Proof that $\sum\limits_{k=1}^\infty\frac{a_1a_2\cdots a_{k-1}}{(x+a_1)\cdots(x+a_k)}=\frac{1}{x}$ regarding $\zeta(3)$ and Apéry's proof

Question

I recently printed a paper that asks to prove the "amazing" claim that for all $a_1,a_2,\dots$

$$\sum_{k=1}^\infty\frac{a_1a_2\cdots a_{k-1}}{(x+a_1)\cdots(x+a_k)}=\frac{1}{x}$$

and thus (probably) that

$$\zeta(3)=\frac{5}{2}\sum_{n=1}^\infty {2n\choose n}^{-1}\frac{(-1)^{n-1}}{n^3}$$

Since the paper gives no information on $a_n$, should it be possible to prove that the relation holds for any "context-reasonable" $a_1$? For example, letting $a_n=1$ gives

$$\sum_{k=1}^\infty\frac{1}{(x+1)^k}=\frac{1}{x}$$

which is true.

The article is "A Proof that Euler Missed..." An Informal Report - Alfred van der Poorten.

Answer 1

For every $n\geqslant1$ and every $(x,a_1,\ldots,a_n)$ such that $x\ne -a_k$ for every $k$, $$ \color{red}{\sum_{k=1}^n\frac{a_1a_2\cdots a_{k-1}x}{(x+a_1)\cdots(x+a_k)}=1-\frac{a_1a_2\cdots a_{n}}{(x+a_1)\cdots(x+a_n)}} $$ Hence the formula in the post holds if and only if $$ \prod_{k=1}^{\infty}\frac{a_k}{x+a_k}=0, $$ which, for $x\gt0$ and at least if the sequence $(a_k)$ is nonnegative, is equivalent to the fact that $$ \color{green}{\sum_{k}\frac1{a_k}}\ \text{diverges}. $$ Here is a probabilistic proof of the finitary version, valid for every nonnegative $a_k$ and positive $x$ (note that once one knows these two rational expressions in $(x,a_1,\ldots,a_n)$ coincide for these values, one knows they are in fact identical).

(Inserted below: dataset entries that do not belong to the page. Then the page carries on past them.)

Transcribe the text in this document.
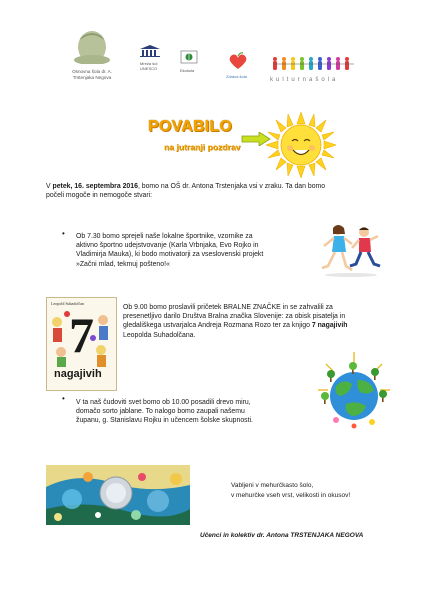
Osnovna šola dr. A. Trstenjaka Negova
Mreža šol UNESCO	Ekošola
Zdrava šola
kulturnašola
POVABILO
na jutranji pozdrav
V petek, 16. septembra 2016, bomo na OŠ dr. Antona Trstenjaka vsi v zraku. Ta dan bomo
počeli mogoče in nemogoče stvari:
• Ob 7.30 bomo sprejeli naše lokalne športnike, vzornike za
aktivno športno udejstvovanje (Karla Vrbnjaka, Evo Rojko in
Vladimirja Mauka), ki bodo motivatorji za vseslovenski projekt
»Začni mlad, tekmuj pošteno!«
Leopold Suhadolčan
7
nagajivih
Ob 9.00 bomo proslavili pričetek BRALNE ZNAČKE in se zahvalili za
presenetljivo darilo Društva Bralna značka Slovenije: za obisk pisatelja in
gledališkega ustvarjalca Andreja Rozmana Rozo ter za knjigo 7 nagajivih
Leopolda Suhadolčana.
• V ta naš čudoviti svet bomo ob 10.00 posadili drevo miru,
domačo sorto jablane. To nalogo bomo zaupali našemu
županu, g. Stanislavu Rojku in učencem šolske skupnosti.
Vabljeni v mehurčkasto šolo,
v mehurčke vseh vrst, velikosti in okusov!
Učenci in kolektiv dr. Antona TRSTENJAKA NEGOVA
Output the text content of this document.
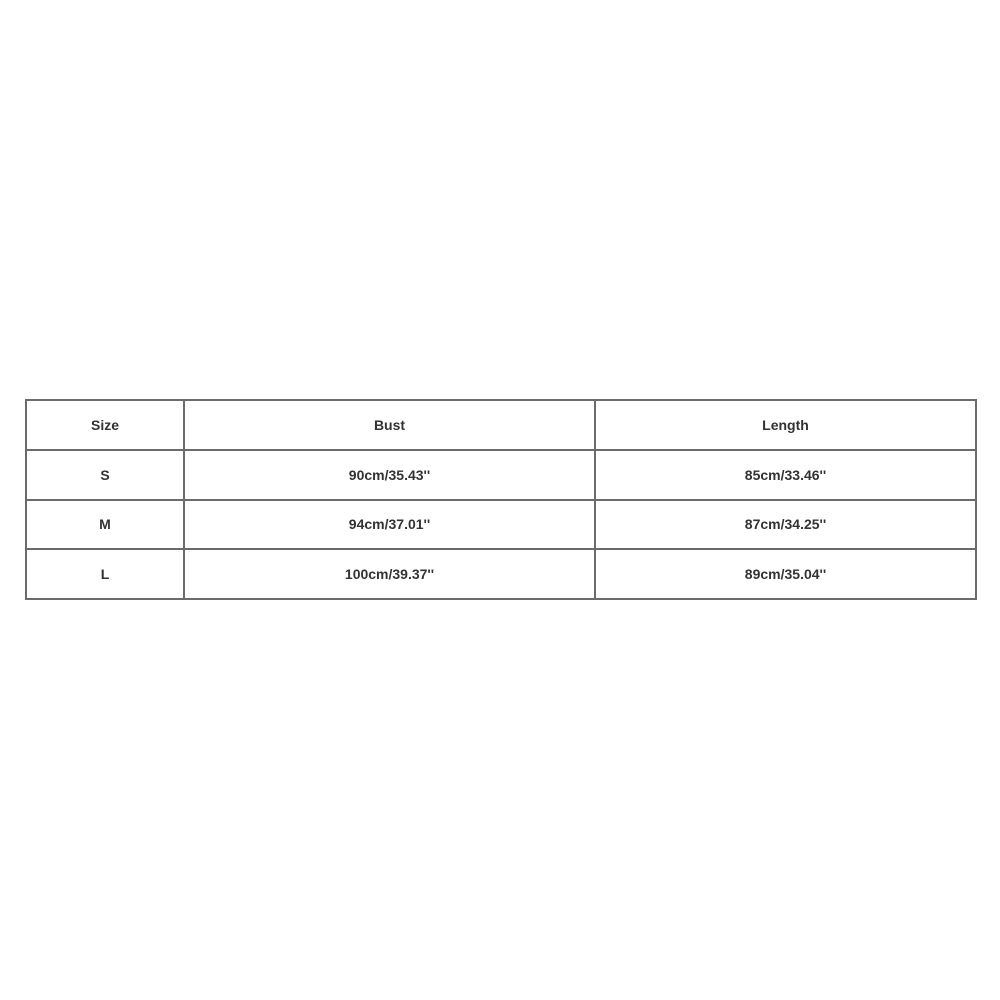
Size	Bust	Length
S	90cm/35.43''	85cm/33.46''
M	94cm/37.01''	87cm/34.25''
L	100cm/39.37''	89cm/35.04''
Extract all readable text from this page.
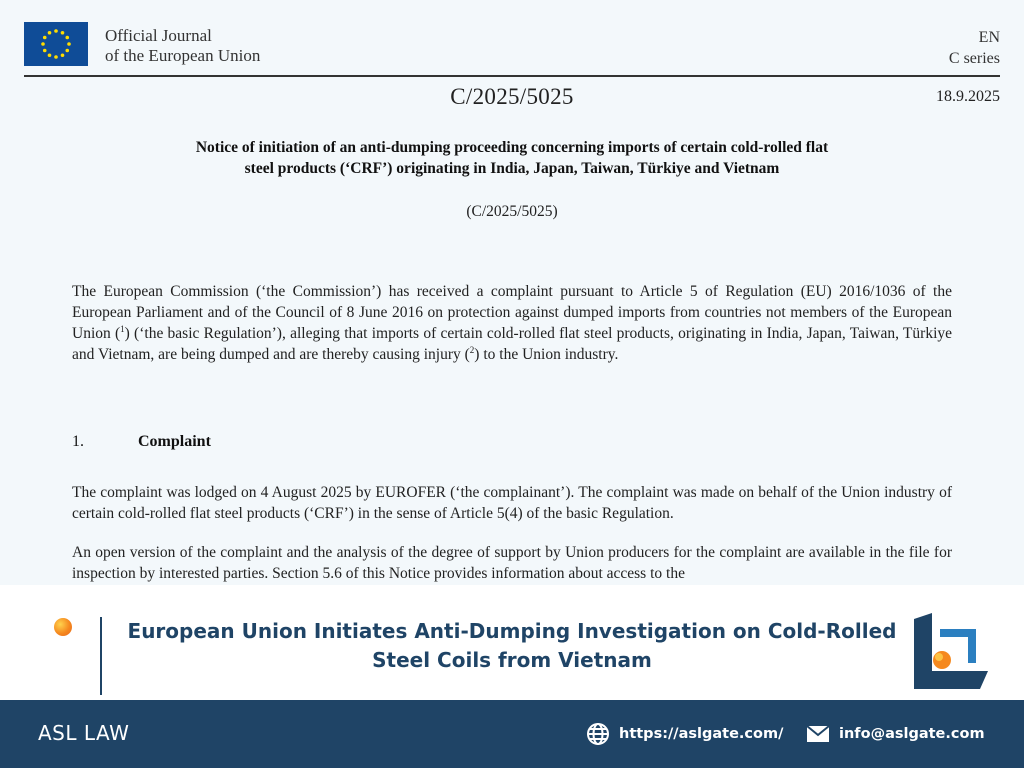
Official Journal
of the European Union
EN
C series
C/2025/5025	18.9.2025
Notice of initiation of an anti-dumping proceeding concerning imports of certain cold-rolled flat
steel products (‘CRF’) originating in India, Japan, Taiwan, Türkiye and Vietnam
(C/2025/5025)

The European Commission (‘the Commission’) has received a complaint pursuant to Article 5 of Regulation (EU) 2016/1036 of the European Parliament and of the Council of 8 June 2016 on protection against dumped imports from countries not members of the European Union ($^1$) (‘the basic Regulation’), alleging that imports of certain cold-rolled flat steel products, originating in India, Japan, Taiwan, Türkiye and Vietnam, are being dumped and are thereby causing injury ($^2$) to the Union industry.

1.	Complaint

The complaint was lodged on 4 August 2025 by EUROFER (‘the complainant’). The complaint was made on behalf of the Union industry of certain cold-rolled flat steel products (‘CRF’) in the sense of Article 5(4) of the basic Regulation.

An open version of the complaint and the analysis of the degree of support by Union producers for the complaint are available in the file for inspection by interested parties. Section 5.6 of this Notice provides information about access to the

European Union Initiates Anti-Dumping Investigation on Cold-Rolled Steel Coils from Vietnam
ASL LAW	https://aslgate.com/	info@aslgate.com
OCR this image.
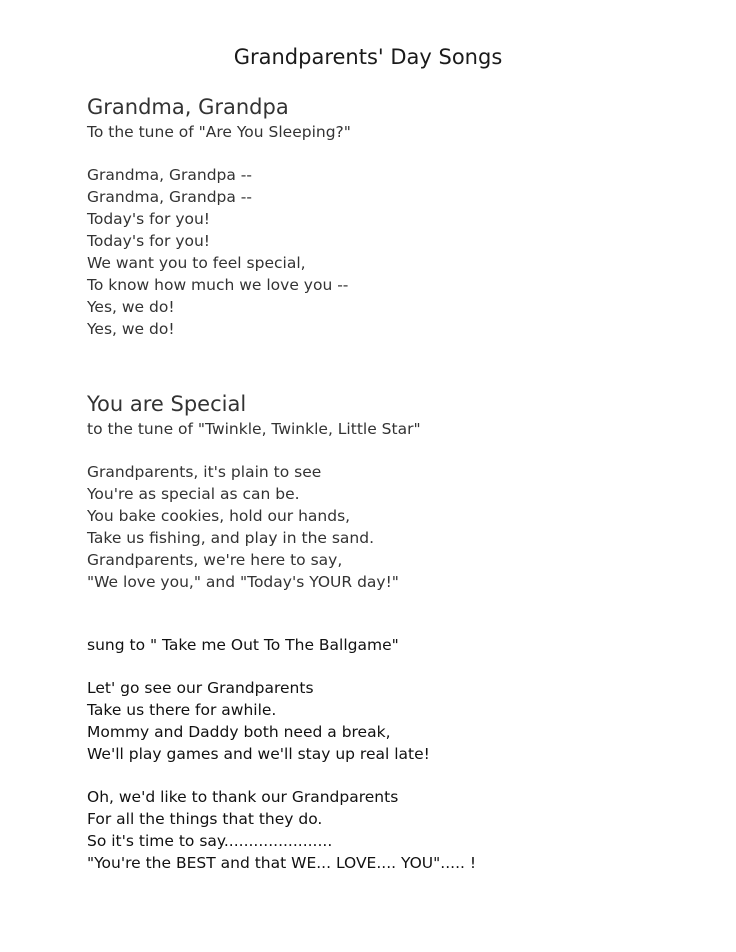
Grandparents' Day Songs
Grandma, Grandpa
To the tune of "Are You Sleeping?"
Grandma, Grandpa --
Grandma, Grandpa --
Today's for you!
Today's for you!
We want you to feel special,
To know how much we love you --
Yes, we do!
Yes, we do!
You are Special
to the tune of "Twinkle, Twinkle, Little Star"
Grandparents, it's plain to see
You're as special as can be.
You bake cookies, hold our hands,
Take us fishing, and play in the sand.
Grandparents, we're here to say,
"We love you," and "Today's YOUR day!"
sung to " Take me Out To The Ballgame"
Let' go see our Grandparents
Take us there for awhile.
Mommy and Daddy both need a break,
We'll play games and we'll stay up real late!
Oh, we'd like to thank our Grandparents
For all the things that they do.
So it's time to say......................
"You're the BEST and that WE... LOVE.... YOU"..... !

Proof: Assume that one performs a sequence of $n$ independent experiments and that the $k$th experiment succeeds with probability $$p_k=\frac{x}{x+a_k}.$$ Then the $k$th term of the sum on the LHS of the equation above is the probability that every experiment from $1$ to $k-1$ failed and that experiment $k$ succeeded. Hence their sum is the probability of the disjoint union of these events, which is exactly the event that at least one experiment from $1$ to $n$ succeeded. The complementary event corresponds to $n$ failures, hence its probability is the product from $1$ to $n$ of the probabilities of failures $1-p_k$, that is, $$\prod_{k=1}^n(1-p_k)=\prod_{k=1}^n\frac{a_k}{x+a_k}.$$ This proves the claim.

Answer 2

Formally, the first identity is repeated application of the rewriting rule

$$\dfrac 1 x = \dfrac 1 {x+a} + \dfrac {a}{x(x+a)} $$

to its own rightmost term, first with $a = a_1$, then $a=a_2$, then $a=a_3, \ldots$

The only convergence condition on the $a_i$'s is that the $n$th term in the infinite sum go to zero. [i.e. that $a_1 a_2 \dots a_n / (x+a_1)(x+a_2) \dots (x+a_n)$ converges to zero for large $n$].